British evolutionary biologist

Josephine M. Pemberton is a British evolutionary biologist. She is Chair of Natural History at the University of Edinburgh, where she conducts research in parentage analysis, pedigree reconstruction, inbreeding depression, parasite resistance, and quantitative trait locus (QTL) detection in natural populations. She has worked primarily on long-term studies of soay sheep on St Kilda, and red deer on the island of Rùm.

==Education==
Pemberton was educated at the University of Oxford (where she read Zoology) and the University of Reading where she was awarded a PhD in 1983 for research on the population genetics of fallow deer supervised by Robert H. Smith.

==Research and career==
After her PhD, she was a postdoctoral researcher at University College London and the University of Cambridge.

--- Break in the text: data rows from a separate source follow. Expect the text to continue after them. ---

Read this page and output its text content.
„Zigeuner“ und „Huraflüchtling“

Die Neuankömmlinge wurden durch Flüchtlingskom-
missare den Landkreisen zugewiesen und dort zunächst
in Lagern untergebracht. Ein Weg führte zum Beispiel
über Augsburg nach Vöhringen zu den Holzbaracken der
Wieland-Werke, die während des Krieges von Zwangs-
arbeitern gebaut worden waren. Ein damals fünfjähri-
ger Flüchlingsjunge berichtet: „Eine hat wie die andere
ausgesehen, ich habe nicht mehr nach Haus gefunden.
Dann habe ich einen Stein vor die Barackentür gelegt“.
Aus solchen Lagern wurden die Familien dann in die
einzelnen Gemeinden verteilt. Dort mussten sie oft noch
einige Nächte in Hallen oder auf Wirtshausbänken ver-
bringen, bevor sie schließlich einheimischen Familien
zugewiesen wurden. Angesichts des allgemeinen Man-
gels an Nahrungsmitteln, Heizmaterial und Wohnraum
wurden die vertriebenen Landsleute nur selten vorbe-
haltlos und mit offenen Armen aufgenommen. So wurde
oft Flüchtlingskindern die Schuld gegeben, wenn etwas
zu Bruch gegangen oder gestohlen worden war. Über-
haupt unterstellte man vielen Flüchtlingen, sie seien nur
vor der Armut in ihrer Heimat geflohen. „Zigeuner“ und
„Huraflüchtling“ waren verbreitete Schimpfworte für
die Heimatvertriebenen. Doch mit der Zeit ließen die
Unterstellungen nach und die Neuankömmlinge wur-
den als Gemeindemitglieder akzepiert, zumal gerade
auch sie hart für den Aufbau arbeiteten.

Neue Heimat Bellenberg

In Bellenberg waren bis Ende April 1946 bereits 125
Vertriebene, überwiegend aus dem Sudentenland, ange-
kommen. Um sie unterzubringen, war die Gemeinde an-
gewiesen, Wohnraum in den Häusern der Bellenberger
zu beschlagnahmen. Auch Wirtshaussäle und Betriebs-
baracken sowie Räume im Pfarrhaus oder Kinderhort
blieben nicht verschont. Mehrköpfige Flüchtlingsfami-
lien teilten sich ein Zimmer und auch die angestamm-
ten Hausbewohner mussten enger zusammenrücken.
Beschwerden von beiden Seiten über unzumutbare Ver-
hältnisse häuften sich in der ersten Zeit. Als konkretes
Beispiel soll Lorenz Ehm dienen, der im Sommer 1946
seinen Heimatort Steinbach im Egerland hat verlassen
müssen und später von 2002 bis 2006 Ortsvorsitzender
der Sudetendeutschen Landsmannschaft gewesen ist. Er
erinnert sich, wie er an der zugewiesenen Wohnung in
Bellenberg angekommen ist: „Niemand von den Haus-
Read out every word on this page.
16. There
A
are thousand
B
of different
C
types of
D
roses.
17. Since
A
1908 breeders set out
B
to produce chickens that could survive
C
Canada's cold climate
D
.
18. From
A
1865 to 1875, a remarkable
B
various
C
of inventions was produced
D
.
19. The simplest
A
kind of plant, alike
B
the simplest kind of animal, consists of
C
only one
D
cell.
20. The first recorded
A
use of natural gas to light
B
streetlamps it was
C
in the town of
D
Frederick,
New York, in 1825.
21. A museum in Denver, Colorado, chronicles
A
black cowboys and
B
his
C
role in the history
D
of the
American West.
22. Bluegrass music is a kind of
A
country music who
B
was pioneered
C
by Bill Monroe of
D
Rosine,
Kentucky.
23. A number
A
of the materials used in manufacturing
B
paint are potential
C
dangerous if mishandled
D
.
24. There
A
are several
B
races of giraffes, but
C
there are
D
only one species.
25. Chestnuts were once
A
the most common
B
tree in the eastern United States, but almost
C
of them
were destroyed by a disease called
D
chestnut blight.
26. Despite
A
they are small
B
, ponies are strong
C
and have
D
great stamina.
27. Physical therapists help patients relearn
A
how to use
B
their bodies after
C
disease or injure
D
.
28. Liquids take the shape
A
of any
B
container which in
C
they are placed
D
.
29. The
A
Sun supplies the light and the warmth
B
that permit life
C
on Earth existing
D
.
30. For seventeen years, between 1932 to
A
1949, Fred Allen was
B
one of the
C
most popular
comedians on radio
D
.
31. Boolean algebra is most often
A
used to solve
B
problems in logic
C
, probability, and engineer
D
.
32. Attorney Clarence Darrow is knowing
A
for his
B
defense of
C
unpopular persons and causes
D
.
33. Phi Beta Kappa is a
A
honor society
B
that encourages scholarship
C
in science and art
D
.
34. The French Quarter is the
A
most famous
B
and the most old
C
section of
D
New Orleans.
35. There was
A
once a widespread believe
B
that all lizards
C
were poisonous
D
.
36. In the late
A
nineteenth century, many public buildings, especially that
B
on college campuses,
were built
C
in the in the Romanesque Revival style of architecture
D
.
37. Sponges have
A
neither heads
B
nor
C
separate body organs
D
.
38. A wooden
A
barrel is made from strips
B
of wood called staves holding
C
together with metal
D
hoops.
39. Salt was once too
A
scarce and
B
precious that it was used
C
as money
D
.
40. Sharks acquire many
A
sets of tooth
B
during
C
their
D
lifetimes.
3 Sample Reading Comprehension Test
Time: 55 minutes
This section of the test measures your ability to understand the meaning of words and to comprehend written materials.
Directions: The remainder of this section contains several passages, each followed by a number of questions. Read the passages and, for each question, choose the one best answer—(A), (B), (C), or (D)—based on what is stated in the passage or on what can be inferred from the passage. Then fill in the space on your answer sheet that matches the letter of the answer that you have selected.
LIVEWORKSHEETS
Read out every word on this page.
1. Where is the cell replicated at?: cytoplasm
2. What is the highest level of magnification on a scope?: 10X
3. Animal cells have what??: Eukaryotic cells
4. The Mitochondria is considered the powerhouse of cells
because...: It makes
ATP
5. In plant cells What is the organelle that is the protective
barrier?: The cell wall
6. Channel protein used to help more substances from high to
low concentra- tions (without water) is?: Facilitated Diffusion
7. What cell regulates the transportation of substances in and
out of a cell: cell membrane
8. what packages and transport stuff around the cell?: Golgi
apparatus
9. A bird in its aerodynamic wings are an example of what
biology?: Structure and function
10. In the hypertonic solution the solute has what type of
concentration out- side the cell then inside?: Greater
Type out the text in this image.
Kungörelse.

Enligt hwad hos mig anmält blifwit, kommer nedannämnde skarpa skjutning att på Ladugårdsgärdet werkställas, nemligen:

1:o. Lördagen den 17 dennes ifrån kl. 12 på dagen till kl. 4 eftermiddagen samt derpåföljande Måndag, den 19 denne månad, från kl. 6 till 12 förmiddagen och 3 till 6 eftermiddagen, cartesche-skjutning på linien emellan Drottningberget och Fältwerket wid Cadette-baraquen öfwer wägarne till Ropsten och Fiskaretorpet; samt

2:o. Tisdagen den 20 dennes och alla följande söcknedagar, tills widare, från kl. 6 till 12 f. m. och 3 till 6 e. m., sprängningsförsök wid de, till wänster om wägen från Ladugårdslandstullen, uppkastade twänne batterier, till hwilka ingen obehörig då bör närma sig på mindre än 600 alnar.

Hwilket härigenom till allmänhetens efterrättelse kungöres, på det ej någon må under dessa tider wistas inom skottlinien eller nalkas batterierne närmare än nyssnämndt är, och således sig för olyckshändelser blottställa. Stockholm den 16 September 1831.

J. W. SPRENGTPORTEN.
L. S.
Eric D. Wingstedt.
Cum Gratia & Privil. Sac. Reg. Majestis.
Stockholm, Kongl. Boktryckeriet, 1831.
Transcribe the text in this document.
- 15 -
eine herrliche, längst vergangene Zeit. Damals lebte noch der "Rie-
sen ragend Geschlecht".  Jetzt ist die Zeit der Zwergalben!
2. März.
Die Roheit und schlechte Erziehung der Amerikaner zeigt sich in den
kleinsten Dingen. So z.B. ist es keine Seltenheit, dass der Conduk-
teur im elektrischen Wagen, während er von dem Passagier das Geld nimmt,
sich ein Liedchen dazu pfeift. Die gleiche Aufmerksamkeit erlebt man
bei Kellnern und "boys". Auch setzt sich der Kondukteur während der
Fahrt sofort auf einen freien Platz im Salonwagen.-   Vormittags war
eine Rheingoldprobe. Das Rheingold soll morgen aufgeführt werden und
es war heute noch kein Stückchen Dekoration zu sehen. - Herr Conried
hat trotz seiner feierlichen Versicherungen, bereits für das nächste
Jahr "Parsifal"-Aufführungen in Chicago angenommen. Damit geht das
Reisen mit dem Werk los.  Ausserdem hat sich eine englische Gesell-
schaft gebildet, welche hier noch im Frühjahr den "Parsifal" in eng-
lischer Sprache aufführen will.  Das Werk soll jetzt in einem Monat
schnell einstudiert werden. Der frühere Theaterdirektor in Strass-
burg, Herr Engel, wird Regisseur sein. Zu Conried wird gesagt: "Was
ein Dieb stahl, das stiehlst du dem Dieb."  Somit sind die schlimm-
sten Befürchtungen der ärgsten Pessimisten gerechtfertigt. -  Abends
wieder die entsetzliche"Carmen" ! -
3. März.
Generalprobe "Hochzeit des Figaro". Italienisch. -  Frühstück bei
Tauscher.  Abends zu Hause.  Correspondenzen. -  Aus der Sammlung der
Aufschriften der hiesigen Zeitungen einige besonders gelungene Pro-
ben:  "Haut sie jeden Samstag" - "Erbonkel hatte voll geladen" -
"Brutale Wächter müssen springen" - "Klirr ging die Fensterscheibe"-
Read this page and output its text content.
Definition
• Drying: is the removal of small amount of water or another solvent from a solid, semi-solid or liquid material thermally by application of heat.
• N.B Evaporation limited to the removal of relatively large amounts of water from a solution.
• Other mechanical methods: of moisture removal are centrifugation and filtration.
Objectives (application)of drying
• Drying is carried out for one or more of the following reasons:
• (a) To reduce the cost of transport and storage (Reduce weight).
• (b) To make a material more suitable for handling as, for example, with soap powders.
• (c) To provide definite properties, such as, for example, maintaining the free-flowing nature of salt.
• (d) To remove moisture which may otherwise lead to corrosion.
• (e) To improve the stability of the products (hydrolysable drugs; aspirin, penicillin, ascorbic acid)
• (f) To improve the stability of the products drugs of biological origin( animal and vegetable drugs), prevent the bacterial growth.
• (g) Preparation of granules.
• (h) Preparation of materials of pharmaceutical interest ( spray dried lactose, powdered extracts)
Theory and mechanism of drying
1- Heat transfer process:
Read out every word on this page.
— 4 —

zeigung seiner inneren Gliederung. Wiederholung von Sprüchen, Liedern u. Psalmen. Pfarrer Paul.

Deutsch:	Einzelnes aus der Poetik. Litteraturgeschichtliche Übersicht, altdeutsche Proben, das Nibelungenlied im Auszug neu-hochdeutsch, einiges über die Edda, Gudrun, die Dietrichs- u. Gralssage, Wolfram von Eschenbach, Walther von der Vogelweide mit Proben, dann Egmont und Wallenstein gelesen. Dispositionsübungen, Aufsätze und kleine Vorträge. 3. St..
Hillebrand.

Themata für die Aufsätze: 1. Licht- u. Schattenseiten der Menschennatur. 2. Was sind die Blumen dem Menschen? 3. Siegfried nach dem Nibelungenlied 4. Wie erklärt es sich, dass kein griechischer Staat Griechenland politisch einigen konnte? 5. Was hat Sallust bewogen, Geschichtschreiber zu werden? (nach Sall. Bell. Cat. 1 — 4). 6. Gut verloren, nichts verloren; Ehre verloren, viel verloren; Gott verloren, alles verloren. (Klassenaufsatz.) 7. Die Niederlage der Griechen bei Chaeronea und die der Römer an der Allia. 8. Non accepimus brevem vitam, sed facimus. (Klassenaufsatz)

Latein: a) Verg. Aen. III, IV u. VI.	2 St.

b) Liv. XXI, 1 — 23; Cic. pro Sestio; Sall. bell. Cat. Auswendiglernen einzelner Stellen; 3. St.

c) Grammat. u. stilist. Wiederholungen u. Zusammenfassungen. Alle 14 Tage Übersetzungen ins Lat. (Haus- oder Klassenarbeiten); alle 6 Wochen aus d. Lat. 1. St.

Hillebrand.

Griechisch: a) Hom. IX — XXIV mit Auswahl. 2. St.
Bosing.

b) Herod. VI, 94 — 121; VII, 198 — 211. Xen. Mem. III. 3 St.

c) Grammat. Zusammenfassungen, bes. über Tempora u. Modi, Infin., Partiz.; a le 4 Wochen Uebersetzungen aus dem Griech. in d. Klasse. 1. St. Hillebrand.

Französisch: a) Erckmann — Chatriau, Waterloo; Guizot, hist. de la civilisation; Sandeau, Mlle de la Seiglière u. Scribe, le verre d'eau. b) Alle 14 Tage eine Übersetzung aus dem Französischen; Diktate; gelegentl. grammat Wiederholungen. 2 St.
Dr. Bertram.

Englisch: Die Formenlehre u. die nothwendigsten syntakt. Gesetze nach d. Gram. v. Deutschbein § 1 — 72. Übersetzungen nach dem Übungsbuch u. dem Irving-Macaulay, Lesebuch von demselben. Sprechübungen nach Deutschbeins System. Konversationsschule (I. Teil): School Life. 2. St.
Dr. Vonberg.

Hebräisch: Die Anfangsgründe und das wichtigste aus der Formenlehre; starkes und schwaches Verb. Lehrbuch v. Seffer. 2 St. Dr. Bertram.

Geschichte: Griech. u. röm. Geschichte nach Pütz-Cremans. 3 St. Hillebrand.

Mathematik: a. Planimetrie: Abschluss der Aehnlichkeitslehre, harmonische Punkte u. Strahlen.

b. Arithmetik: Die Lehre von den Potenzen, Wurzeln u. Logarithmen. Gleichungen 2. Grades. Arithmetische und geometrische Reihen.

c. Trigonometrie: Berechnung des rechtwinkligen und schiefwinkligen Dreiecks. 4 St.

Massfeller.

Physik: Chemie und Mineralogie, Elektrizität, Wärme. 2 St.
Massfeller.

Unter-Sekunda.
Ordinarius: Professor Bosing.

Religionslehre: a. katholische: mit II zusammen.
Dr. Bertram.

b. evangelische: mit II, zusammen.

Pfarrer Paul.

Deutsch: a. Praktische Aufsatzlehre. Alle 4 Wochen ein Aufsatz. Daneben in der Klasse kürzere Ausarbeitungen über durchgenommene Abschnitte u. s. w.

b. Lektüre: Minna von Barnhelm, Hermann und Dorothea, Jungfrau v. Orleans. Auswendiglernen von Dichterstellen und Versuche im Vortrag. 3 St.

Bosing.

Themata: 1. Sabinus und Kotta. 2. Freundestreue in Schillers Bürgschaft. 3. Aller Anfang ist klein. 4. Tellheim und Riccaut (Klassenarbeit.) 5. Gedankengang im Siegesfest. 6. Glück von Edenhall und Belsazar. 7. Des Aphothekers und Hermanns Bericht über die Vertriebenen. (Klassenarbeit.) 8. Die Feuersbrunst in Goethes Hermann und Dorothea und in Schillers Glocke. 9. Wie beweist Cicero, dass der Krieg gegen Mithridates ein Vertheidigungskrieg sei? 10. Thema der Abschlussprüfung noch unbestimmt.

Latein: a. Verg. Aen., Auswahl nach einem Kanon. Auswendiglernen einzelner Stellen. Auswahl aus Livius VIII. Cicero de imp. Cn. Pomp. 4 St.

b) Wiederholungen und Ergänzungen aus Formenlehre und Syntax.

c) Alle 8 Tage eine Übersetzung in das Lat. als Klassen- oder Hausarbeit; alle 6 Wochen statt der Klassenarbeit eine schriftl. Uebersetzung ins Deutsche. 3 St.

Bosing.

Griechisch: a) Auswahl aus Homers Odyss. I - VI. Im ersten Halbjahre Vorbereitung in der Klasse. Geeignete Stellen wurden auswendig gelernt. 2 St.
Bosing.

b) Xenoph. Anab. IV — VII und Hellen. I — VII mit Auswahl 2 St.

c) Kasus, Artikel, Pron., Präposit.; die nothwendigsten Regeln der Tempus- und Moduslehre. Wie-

This was followed by appointments as a BBSRC Advanced Fellow in Cambridge and Edinburgh, before being appointed a Lecturer in 1994 at the University of Edinburgh, where she has worked ever since. Her research has been funded by the Biotechnology and Biological Sciences Research Council (BBSRC) and Natural Environment Research Council (NERC).

=== Awards and honours ===
Pemberton was awarded the Molecular Ecology Prize in 2011 and EMBO Membership in 2014. She was elected a Fellow of the Royal Society (FRS) in 2017.

She was awarded the Darwin-Wallace Medal in 2018. and was named Chair of Natural History in 2020.